— Il y en a un, disait le métis, qui est plus gros que l’autre, et c’est toujours celui-là qui engage et mène le combat avec le lynx captif. Cela, ce sont encore les empreintes marquées sur la neige qui me l’enseignent. Durant la bataille, le plus petit loup se tient à distance, et c’est seulement lorsque le lynx est estourbi qu’il arrive et aide l’autre loup à le mettre en pièces. Cela encore, la neige me le dit clairement. Une fois seulement, j’ai pu constater que le petit loup était, lui aussi, entré en lutte. Celle-ci avait dû être plus chaude, car un autre sang se mêlait sur la neige à celui du lynx. J’ai, grâce à ces taches rouges, suivi durant un mille la piste des deux diables. Puis elle se perdait, comme de coutume, dans des fourrés impénétrables.
Le lendemain et le surlendemain, le zoologiste suivit avec Henri la ligne des frappes, et il put constater à son tour que les empreintes étaient toujours doubles.
Le troisième jour, les deux hommes arrivèrent à un piège où un beau lynx était pris par la patte. On voyait encore l’endroit où le plus petit loup s’était assis dans la neige, sur son derrière, en attendant que son compagnon eût tué le lynx. A l’aspect de ce qui demeurait de l’animal, dont la fourrure était entièrement déchiquetée et n’avait plus aucune valeur, la figure du métis s’empourpra et il dégoisa tout son répertoire de jurons, anglais et français.

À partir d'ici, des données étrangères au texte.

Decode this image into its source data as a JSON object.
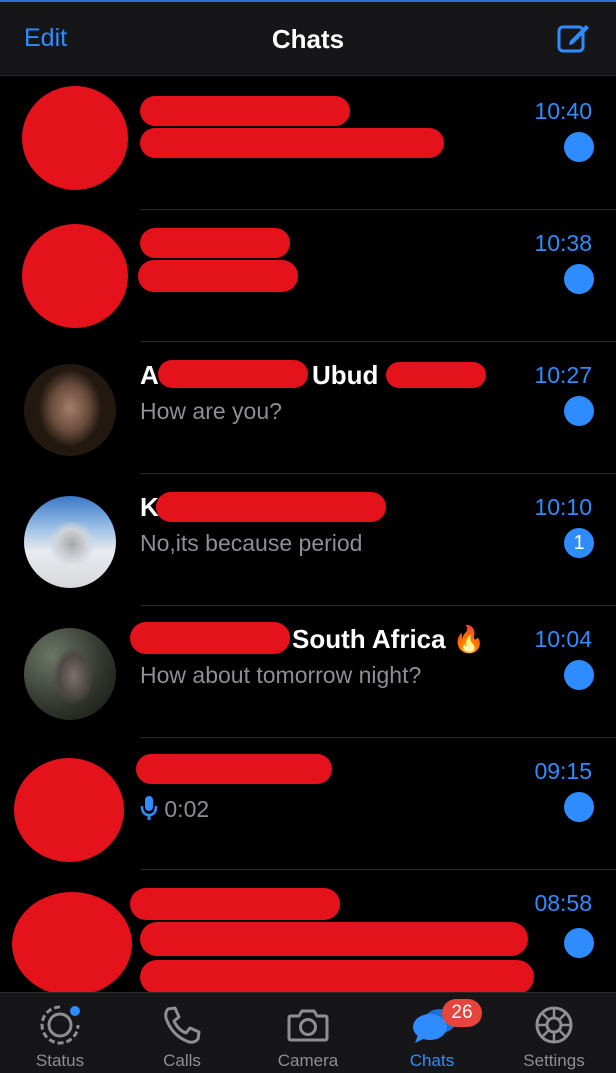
{
  "header": {
    "edit_label": "Edit",
    "title": "Chats"
  },
  "chats": [
    {
      "name": "",
      "message": "",
      "time": "10:40",
      "unread": ""
    },
    {
      "name": "",
      "message": "",
      "time": "10:38",
      "unread": ""
    },
    {
      "name_prefix": "A",
      "name_suffix": "Ubud",
      "message": "How are you?",
      "time": "10:27",
      "unread": ""
    },
    {
      "name_prefix": "K",
      "message": "No,its because period",
      "time": "10:10",
      "unread": "1"
    },
    {
      "name_suffix": "South Africa",
      "name_emoji": "🔥",
      "message": "How about tomorrow night?",
      "time": "10:04",
      "unread": ""
    },
    {
      "name": "",
      "voice_duration": "0:02",
      "time": "09:15",
      "unread": ""
    },
    {
      "name": "",
      "message": "",
      "time": "08:58",
      "unread": ""
    }
  ],
  "tabs": [
    {
      "label": "Status"
    },
    {
      "label": "Calls"
    },
    {
      "label": "Camera"
    },
    {
      "label": "Chats",
      "badge": "26"
    },
    {
      "label": "Settings"
    }
  ],
  "colors": {
    "accent": "#2f8cff",
    "redaction": "#e3121b",
    "badge": "#e5453d"
  }
}
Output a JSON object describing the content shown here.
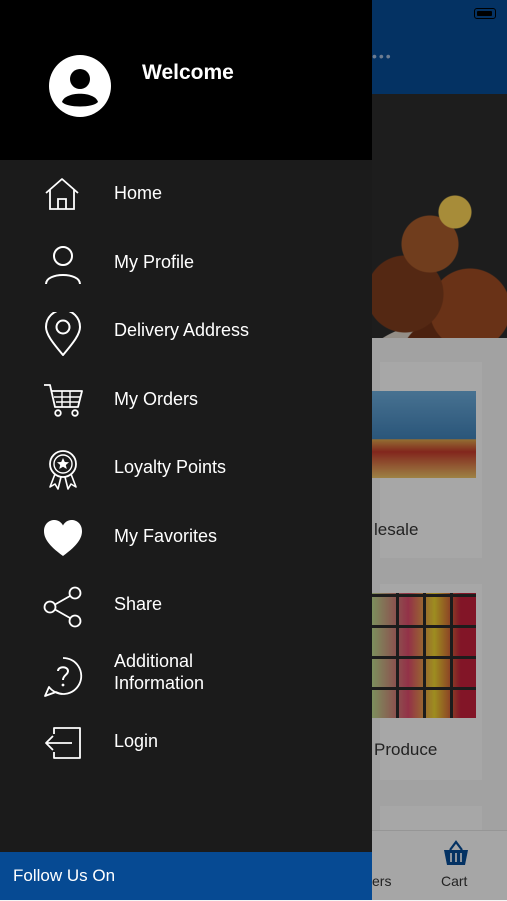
{
  "drawer": {
    "welcome": "Welcome",
    "menu": [
      {
        "label": "Home",
        "icon": "home-icon"
      },
      {
        "label": "My Profile",
        "icon": "user-icon"
      },
      {
        "label": "Delivery Address",
        "icon": "location-pin-icon"
      },
      {
        "label": "My Orders",
        "icon": "shopping-cart-icon"
      },
      {
        "label": "Loyalty Points",
        "icon": "award-badge-icon"
      },
      {
        "label": "My Favorites",
        "icon": "heart-icon"
      },
      {
        "label": "Share",
        "icon": "share-icon"
      },
      {
        "label_line1": "Additional",
        "label_line2": "Information",
        "icon": "help-question-icon"
      },
      {
        "label": "Login",
        "icon": "login-icon"
      }
    ],
    "footer_label": "Follow Us On"
  },
  "background": {
    "header_dots": "•••",
    "card_labels": [
      "lesale",
      "Produce"
    ],
    "tabs": {
      "left_partial": "ers",
      "cart": "Cart"
    }
  },
  "colors": {
    "accent_blue": "#064a93",
    "drawer_bg": "#1b1b1b",
    "header_bg": "#000000"
  }
}
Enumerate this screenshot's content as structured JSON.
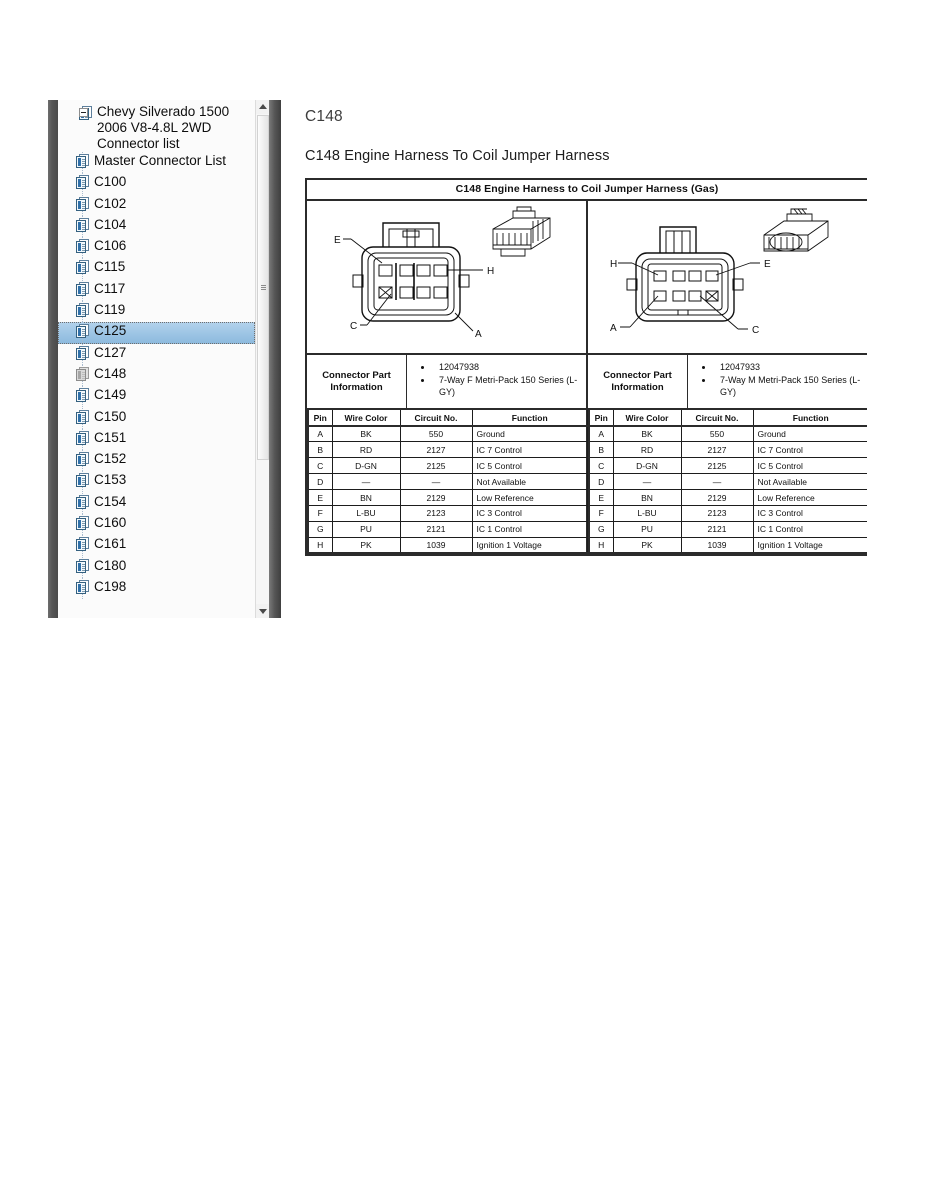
{
  "sidebar": {
    "root": {
      "label": "Chevy Silverado 1500 2006 V8-4.8L 2WD Connector list",
      "icon": "document-icon",
      "expander": "collapse-minus-icon"
    },
    "items": [
      {
        "label": "Master Connector List",
        "icon": "document-icon",
        "state": "normal"
      },
      {
        "label": "C100",
        "icon": "document-icon",
        "state": "normal"
      },
      {
        "label": "C102",
        "icon": "document-icon",
        "state": "normal"
      },
      {
        "label": "C104",
        "icon": "document-icon",
        "state": "normal"
      },
      {
        "label": "C106",
        "icon": "document-icon",
        "state": "normal"
      },
      {
        "label": "C115",
        "icon": "document-icon",
        "state": "normal"
      },
      {
        "label": "C117",
        "icon": "document-icon",
        "state": "normal"
      },
      {
        "label": "C119",
        "icon": "document-icon",
        "state": "normal"
      },
      {
        "label": "C125",
        "icon": "document-icon",
        "state": "selected"
      },
      {
        "label": "C127",
        "icon": "document-icon",
        "state": "normal"
      },
      {
        "label": "C148",
        "icon": "document-icon",
        "state": "dim"
      },
      {
        "label": "C149",
        "icon": "document-icon",
        "state": "normal"
      },
      {
        "label": "C150",
        "icon": "document-icon",
        "state": "normal"
      },
      {
        "label": "C151",
        "icon": "document-icon",
        "state": "normal"
      },
      {
        "label": "C152",
        "icon": "document-icon",
        "state": "normal"
      },
      {
        "label": "C153",
        "icon": "document-icon",
        "state": "normal"
      },
      {
        "label": "C154",
        "icon": "document-icon",
        "state": "normal"
      },
      {
        "label": "C160",
        "icon": "document-icon",
        "state": "normal"
      },
      {
        "label": "C161",
        "icon": "document-icon",
        "state": "normal"
      },
      {
        "label": "C180",
        "icon": "document-icon",
        "state": "normal"
      },
      {
        "label": "C198",
        "icon": "document-icon",
        "state": "normal"
      }
    ],
    "scrollbar": {
      "up_arrow": "scroll-up-arrow-icon",
      "down_arrow": "scroll-down-arrow-icon",
      "thumb": "scrollbar-thumb"
    }
  },
  "content": {
    "connector_id": "C148",
    "title": "C148 Engine Harness To Coil Jumper Harness",
    "block_title": "C148 Engine Harness to Coil Jumper Harness (Gas)",
    "halves": [
      {
        "side": "female",
        "diagram_callouts": [
          "E",
          "H",
          "C",
          "A"
        ],
        "connector_part_information_label": "Connector Part Information",
        "connector_part_information": [
          "12047938",
          "7-Way F Metri-Pack 150 Series (L-GY)"
        ],
        "table": {
          "headers": [
            "Pin",
            "Wire Color",
            "Circuit No.",
            "Function"
          ],
          "rows": [
            [
              "A",
              "BK",
              "550",
              "Ground"
            ],
            [
              "B",
              "RD",
              "2127",
              "IC 7 Control"
            ],
            [
              "C",
              "D-GN",
              "2125",
              "IC 5 Control"
            ],
            [
              "D",
              "—",
              "—",
              "Not Available"
            ],
            [
              "E",
              "BN",
              "2129",
              "Low Reference"
            ],
            [
              "F",
              "L-BU",
              "2123",
              "IC 3 Control"
            ],
            [
              "G",
              "PU",
              "2121",
              "IC 1 Control"
            ],
            [
              "H",
              "PK",
              "1039",
              "Ignition 1 Voltage"
            ]
          ]
        }
      },
      {
        "side": "male",
        "diagram_callouts": [
          "H",
          "E",
          "A",
          "C"
        ],
        "connector_part_information_label": "Connector Part Information",
        "connector_part_information": [
          "12047933",
          "7-Way M Metri-Pack 150 Series (L-GY)"
        ],
        "table": {
          "headers": [
            "Pin",
            "Wire Color",
            "Circuit No.",
            "Function"
          ],
          "rows": [
            [
              "A",
              "BK",
              "550",
              "Ground"
            ],
            [
              "B",
              "RD",
              "2127",
              "IC 7 Control"
            ],
            [
              "C",
              "D-GN",
              "2125",
              "IC 5 Control"
            ],
            [
              "D",
              "—",
              "—",
              "Not Available"
            ],
            [
              "E",
              "BN",
              "2129",
              "Low Reference"
            ],
            [
              "F",
              "L-BU",
              "2123",
              "IC 3 Control"
            ],
            [
              "G",
              "PU",
              "2121",
              "IC 1 Control"
            ],
            [
              "H",
              "PK",
              "1039",
              "Ignition 1 Voltage"
            ]
          ]
        }
      }
    ]
  },
  "colors": {
    "selection_blue": "#9cc4e4",
    "panel_edge": "#565656",
    "rule_black": "#2b2b2b",
    "icon_blue": "#2f6fa8"
  }
}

Quant à Paul Weyman, sans trop en rien dire à son compagnon, afin de ne point l’irriter davantage, de plus en plus il se persuada que derrière cet acte anormal existait une raison cachée. Pourquoi les deux bêtes s’acharnaient-elles uniquement sur les lynx ? De quelle haine mortelle était-ce là l’indice ?
Paul Weyman se sentait singulièrement ému. Il aimait tous ces êtres sauvages et, pour cette cause, n’emportait jamais de fusil avec lui. Lorsqu’il vit le métis disposer sur la piste des deux maraudeurs des appâts empoisonnés, son cœur se serra. Et lorsque, les jours suivants, les appâts furent retrouvés intacts, il en éprouva une vive joie. Quelque chose sympathisait en lui avec les héroïques outlaws inconnus, qui ne manquaient jamais de livrer bataille aux lynx.
De retour dans la cabane, le zoologiste ne manquait pas de coucher par écrit ses observations de la journée et les déductions qu’il en tirait.
Un soir, se tournant vers Henri Loti, il lui demanda, à brûle-pourpoint :
— Dis-moi, Henri, n’éprouves-tu jamais aucun remords de massacrer tant d’animaux que tu le fais ?
Le métis le regarda, les yeux dans les yeux, et hocha la tête.
— J’en ai, en effet, dit-il, tué dans ma vie des milliers et des milliers. Et j’en tuerai encore des milliers d’autres, sans m’en troubler autrement.